I also feel a common (unfortunate) theme among parents is that of seriously overprotecting and over delivering- basically trying to make childhood risk free. As a mom, I can understand the sheer fear associated with the possibility that something bad could happen to your kid - still I steel myself and let my kid "go for it." At his young age (under 2), this means letting him climb away(spotted but not held), allowing bumps and bruises (as Sunni said about the cold, we don't allow him to get into an overly dangerous spot of course), not helping all the time no matter how cute he is when he says "hep? hep?", and letting him throw what we call a "fit" when he's genuinely sad or frustrated about something without always rushing in to "fix it." I am rewarded with his obvious pride, even at such a young age, you could not mistake the huge beam grinning out from under that egg on his forehead when he finally made it all the way down the stairs on his feet all by himself!
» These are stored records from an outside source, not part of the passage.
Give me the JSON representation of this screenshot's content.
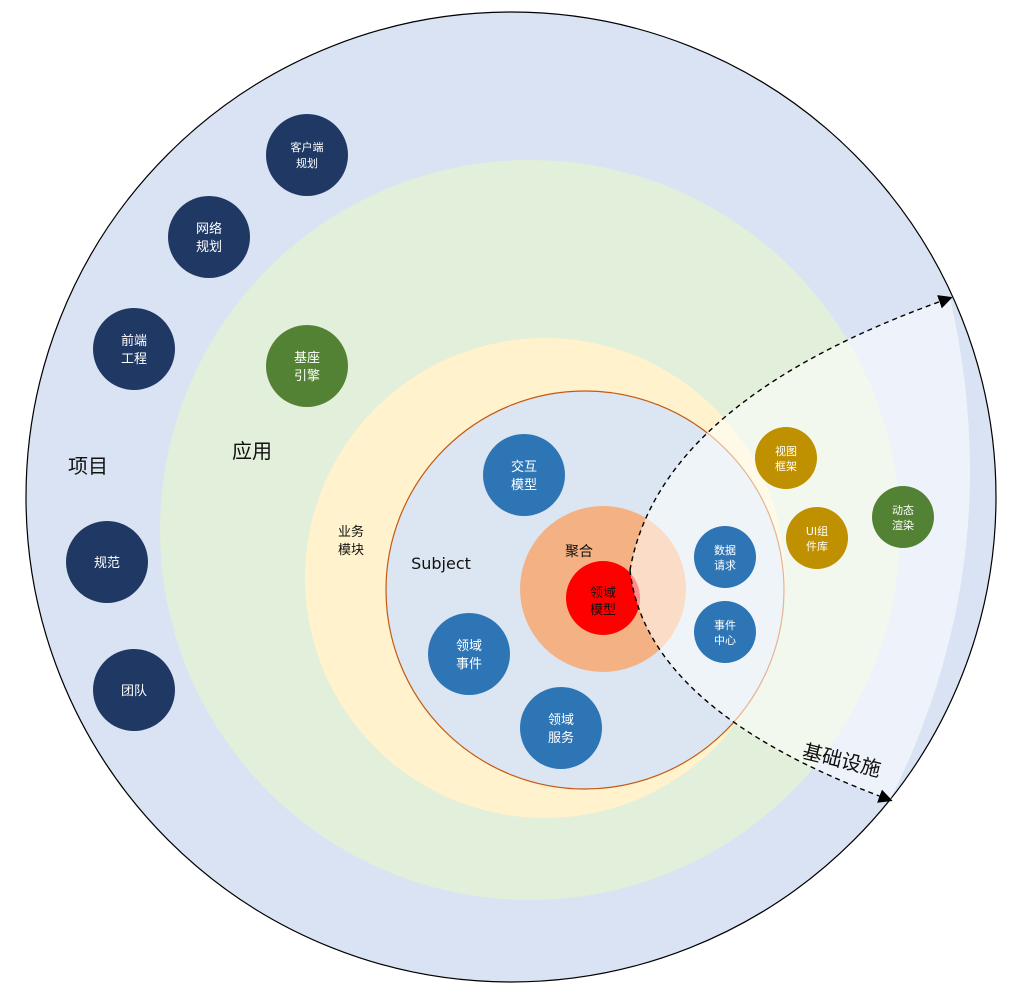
{
  "colors": {
    "project_ring": "#dae3f3",
    "app_ring": "#e2efda",
    "module_ring": "#fff2cc",
    "subject_fill": "#dce6f2",
    "subject_border": "#c55a11",
    "aggregate": "#f4b183",
    "domain_model": "#ff0000",
    "navy": "#1f3864",
    "green": "#548235",
    "blue": "#2e75b6",
    "gold": "#bf9000",
    "infra_overlay": "#ffffff"
  },
  "rings": {
    "project_label": "项目",
    "app_label": "应用",
    "module_label": [
      "业务",
      "模块"
    ],
    "subject_label": "Subject",
    "aggregate_label": "聚合",
    "domain_model_label": [
      "领域",
      "模型"
    ],
    "infra_label": "基础设施"
  },
  "project_nodes": [
    {
      "lines": [
        "客户端",
        "规划"
      ],
      "color": "navy",
      "small": true
    },
    {
      "lines": [
        "网络",
        "规划"
      ],
      "color": "navy"
    },
    {
      "lines": [
        "前端",
        "工程"
      ],
      "color": "navy"
    },
    {
      "lines": [
        "规范"
      ],
      "color": "navy"
    },
    {
      "lines": [
        "团队"
      ],
      "color": "navy"
    }
  ],
  "app_nodes": [
    {
      "lines": [
        "基座",
        "引擎"
      ],
      "color": "green"
    }
  ],
  "subject_nodes": [
    {
      "lines": [
        "交互",
        "模型"
      ],
      "color": "blue"
    },
    {
      "lines": [
        "领域",
        "事件"
      ],
      "color": "blue"
    },
    {
      "lines": [
        "领域",
        "服务"
      ],
      "color": "blue"
    }
  ],
  "infra_nodes": [
    {
      "lines": [
        "数据",
        "请求"
      ],
      "color": "blue"
    },
    {
      "lines": [
        "事件",
        "中心"
      ],
      "color": "blue"
    },
    {
      "lines": [
        "视图",
        "框架"
      ],
      "color": "gold"
    },
    {
      "lines": [
        "UI组",
        "件库"
      ],
      "color": "gold"
    },
    {
      "lines": [
        "动态",
        "渲染"
      ],
      "color": "green"
    }
  ]
}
Later it will probably be much harder - doing things like "letting" him pursue physical activities he chooses (even if they make me feel fearful), "letting" him make difficult choices with his money and not bailing him out even if it's really a big deal, etc etc. Those are relatively benign examples, there are tougher decisions facing me, I know.

My point is this - life is not a zero risk proposition, far from it, and I'm not sure when it became good parenting to so woefully underprepare our kids for reality. In an overzealous attempt to protect our kids, so many parents have limited the palette of experiences for them, robbed them of chances to make choices and build confidence, taken away key learning oppy's, and I also think with teens in particular, virtually destroyed any chance of having meaningful coming of age moments that can really only bloom when something has been risked, perhaps lost and then celebrated or mourned.

Sunni says:

Hi Daniel! I grok your father's predicament to some degree, as issues of "fairness" continue to rise in our household. Despite that, I stubbornly refuse to engage anyone on the issue, other than to repeat that mantra. Please pass along my warmest regards to your father at your earliest convenience.
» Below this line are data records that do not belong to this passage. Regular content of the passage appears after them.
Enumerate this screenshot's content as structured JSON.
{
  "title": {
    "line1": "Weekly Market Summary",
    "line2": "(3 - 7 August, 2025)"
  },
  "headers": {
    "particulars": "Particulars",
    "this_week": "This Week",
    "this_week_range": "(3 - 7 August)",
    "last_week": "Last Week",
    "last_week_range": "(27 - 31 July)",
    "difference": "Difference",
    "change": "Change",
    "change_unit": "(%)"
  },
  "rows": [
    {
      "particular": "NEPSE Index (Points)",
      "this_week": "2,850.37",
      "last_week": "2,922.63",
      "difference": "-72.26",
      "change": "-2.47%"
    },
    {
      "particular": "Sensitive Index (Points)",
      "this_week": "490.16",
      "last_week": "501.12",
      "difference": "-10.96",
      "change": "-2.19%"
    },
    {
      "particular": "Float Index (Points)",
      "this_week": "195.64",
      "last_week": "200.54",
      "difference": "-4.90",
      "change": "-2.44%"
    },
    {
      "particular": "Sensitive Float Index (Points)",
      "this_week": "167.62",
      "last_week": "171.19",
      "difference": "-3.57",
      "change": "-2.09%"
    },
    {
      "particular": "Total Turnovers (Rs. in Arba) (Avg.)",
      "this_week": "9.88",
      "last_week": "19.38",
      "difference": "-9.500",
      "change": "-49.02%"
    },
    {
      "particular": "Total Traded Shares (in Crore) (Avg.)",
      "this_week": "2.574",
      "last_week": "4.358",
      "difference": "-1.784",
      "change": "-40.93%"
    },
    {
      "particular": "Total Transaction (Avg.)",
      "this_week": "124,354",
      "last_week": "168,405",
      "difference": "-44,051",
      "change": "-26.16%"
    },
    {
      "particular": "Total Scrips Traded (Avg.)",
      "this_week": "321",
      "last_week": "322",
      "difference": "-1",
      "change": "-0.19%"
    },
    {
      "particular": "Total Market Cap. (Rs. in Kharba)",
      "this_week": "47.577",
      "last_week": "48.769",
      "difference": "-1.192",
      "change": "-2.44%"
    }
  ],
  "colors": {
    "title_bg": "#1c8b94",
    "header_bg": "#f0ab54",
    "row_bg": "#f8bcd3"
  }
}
Wolf, thank you for your encouraging words.

Laura, you've definitely pegged another difference between my and other parents' styles: overprotecting one's children. It is a difficult challenge as they grow, but in all honesty, the greatest challenge I see is trying to find a workable path between what my children are capable of doing, and want to do, and what the busybodies around would be horrified to see them doing. In some areas, simply playing outside by themselves without obvious adult supervision is apparently unacceptable. But how else are they going to learn self-sufficiency if they don't experience situations without some sort of guardian waiting to intervene on the smallest pretext?

Laura says:

Thanks to everyone who's commented so far on my question. I've gotten a lot of good ideas and food for thought.